Liverpools Trainer Jürgen Klopp konnte nur die Hände verwerfen angesichts des brutalen Szenarios. Zum Spiel passte eine Szene aus der 84. Minute. Liverpool scheiterte zunächst am auf der Torlinie rettenden Ivan Rakitic und dann am Pfosten. Zum Schluss der Aktion schoss Mohamed Salah am Tor vorbei. Dabei hätten die Engländer, die ohne Xherdan Shaqiri spielten, für ihren Aufwand und ihre spielerische Überlegenheit mehr als bloss einen Treffer verdient gehabt.

Wie rasch und scheinbar unkompliziert der FC Barcelona auch ohne anhaltende spielerische Dominanz eine Abwehr aus den Angeln heben kann, hatte sich aber schon nach einer knappen halben Stunde gezeigt. Ein Seitenwechsel und ein brillanter Pass in die Tiefe von Jordi Alba ermöglichten Luis Suarez das 1:0. Es war nicht nur der wichtige Führungstreffer von Barcelona, sondern auch das 500. Tor in der Champions-League-Geschichte des Klubs. Nur Real Madrid hat diese Marke ebenfalls schon erreicht.

Es ist ein wohl entscheidender Vorteil, mit dem Barcelona nun am kommenden Dienstag an die Anfield Road reist. Der FC Liverpool hat in seinem Stadion zwar schon grosse Handicaps wettgemacht, doch ein solcher Umsturz ist schwer vorstellbar, selbst wenn die "Reds" eigentlich viel Erbauliches in Barcelona gezeigt haben.
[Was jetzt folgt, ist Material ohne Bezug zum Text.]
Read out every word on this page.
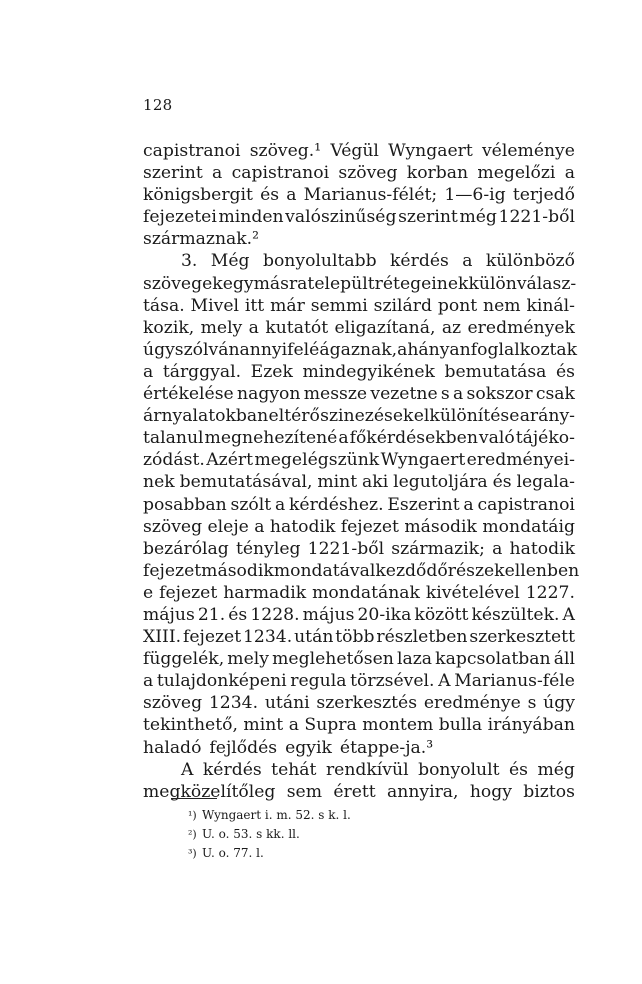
128
capistranoi szöveg.¹ Végül Wyngaert véleménye
szerint a capistranoi szöveg korban megelőzi a
königsbergit és a Marianus-félét; 1—6-ig terjedő
fejezetei minden valószinűség szerint még 1221-ből
származnak.²
3. Még bonyolultabb kérdés a különböző
szövegek egymásra települt rétegeinek különválasz-
tása. Mivel itt már semmi szilárd pont nem kinál-
kozik, mely a kutatót eligazítaná, az eredmények
úgyszólván annyifelé ágaznak, ahányan foglalkoztak
a tárggyal. Ezek mindegyikének bemutatása és
értékelése nagyon messze vezetne s a sokszor csak
árnyalatokban eltérő szinezések elkülönítése arány-
talanul megnehezítené a főkérdésekben való tájéko-
zódást. Azért megelégszünk Wyngaert eredményei-
nek bemutatásával, mint aki legutoljára és legala-
posabban szólt a kérdéshez. Eszerint a capistranoi
szöveg eleje a hatodik fejezet második mondatáig
bezárólag tényleg 1221-ből származik; a hatodik
fejezet második mondatával kezdődő részek ellenben
e fejezet harmadik mondatának kivételével 1227.
május 21. és 1228. május 20-ika között készültek. A
XIII. fejezet 1234. után több részletben szerkesztett
függelék, mely meglehetősen laza kapcsolatban áll
a tulajdonképeni regula törzsével. A Marianus-féle
szöveg 1234. utáni szerkesztés eredménye s úgy
tekinthető, mint a Supra montem bulla irányában
haladó fejlődés egyik étappe-ja.³
A kérdés tehát rendkívül bonyolult és még
megközelítőleg sem érett annyira, hogy biztos
¹) Wyngaert i. m. 52. s k. l.
²) U. o. 53. s kk. ll.
³) U. o. 77. l.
Oft eroberten die Engländer den Ball schon im Mittelfeld und kamen diverse Male mit Tempo auf den gegnerischen Strafraum zu. Salah und Sadio Mané waren auf den Flanken wirkungsvoll, vermissten aber den angeschlagenen und erst in der Schlussphase eingesetzten Roberto Firmino.

Klopp nominierte in seinem ersten Duell mit Barcelona Georginio Wijnaldum im Sturmzentrum anstelle von Firmino. Der normalerweise defensiver eingesetzte Niederländer trug seinen Teil dazu bei, dass den Katalanen der Spielaufbau schwer gemacht wurde. Liverpool hatte beeindruckend viel Ballbesitz, agierte bemerkenswert mutig in einem Stadion, in dem die Gäste üblicherweise in erster Linie verteidigen und zittern. Liverpool zwang den FC Barcelona in eine ungewohnte Rolle.

Nach einer Stunde ersetzte Barças Trainer Ernesto Valverde mit Philippe Coutinho, dem früheren Liverpooler, sogar einen Stürmer durch den defensiveren Nelson Semedo. Ein Beweis, wie sehr Liverpool dem spanischen Meister speziell in der ersten Viertelstunde nach der Pause zusetzte. Nur konnte sich Klopps Team für die Bemühungen nicht belohnen, vergab durch Mané (35.), James Milner (47.), Salah (53.) und nochmals Milner (59.) seine besten Chancen und wurde in der Schlussphase von Messi sogar noch abgestraft.

Telegramm

Barcelona - Liverpool 3:0 (1:0)

90'000 Zuschauer. - SR Kuipers (NED). - Tore: 26. Suarez (Jordi Alba) 1:0. 75. Messi (Suarez) 2:0. 82. Messi 3:0.

Barcelona: ter Stegen; Sergi Roberto (94. Alena), Piqué, Lenglet, Jordi Alba; Rakitic, Busquets, Vidal; Messi, Suarez (93. Dembélé), Coutinho (60. Semedo).

Liverpool: Alisson; Gomez, Matip, Van Dijk, Robertson; Milner (84. Origi), Fabinho, Keita (24. Henderson); Salah, Wijnaldum (78. Firmino), Mané.

Bemerkungen: Barcelona ohne Rafinha (verletzt). Liverpool ohne Shaqiri (Ersatz) und Lallana (verletzt). Verwarnungen: 39. Lenglet (Foul), 81. Fabinho (Foul), 82. Suarez (Reklamieren), 86. Jordi Alba (Spielverzögerung).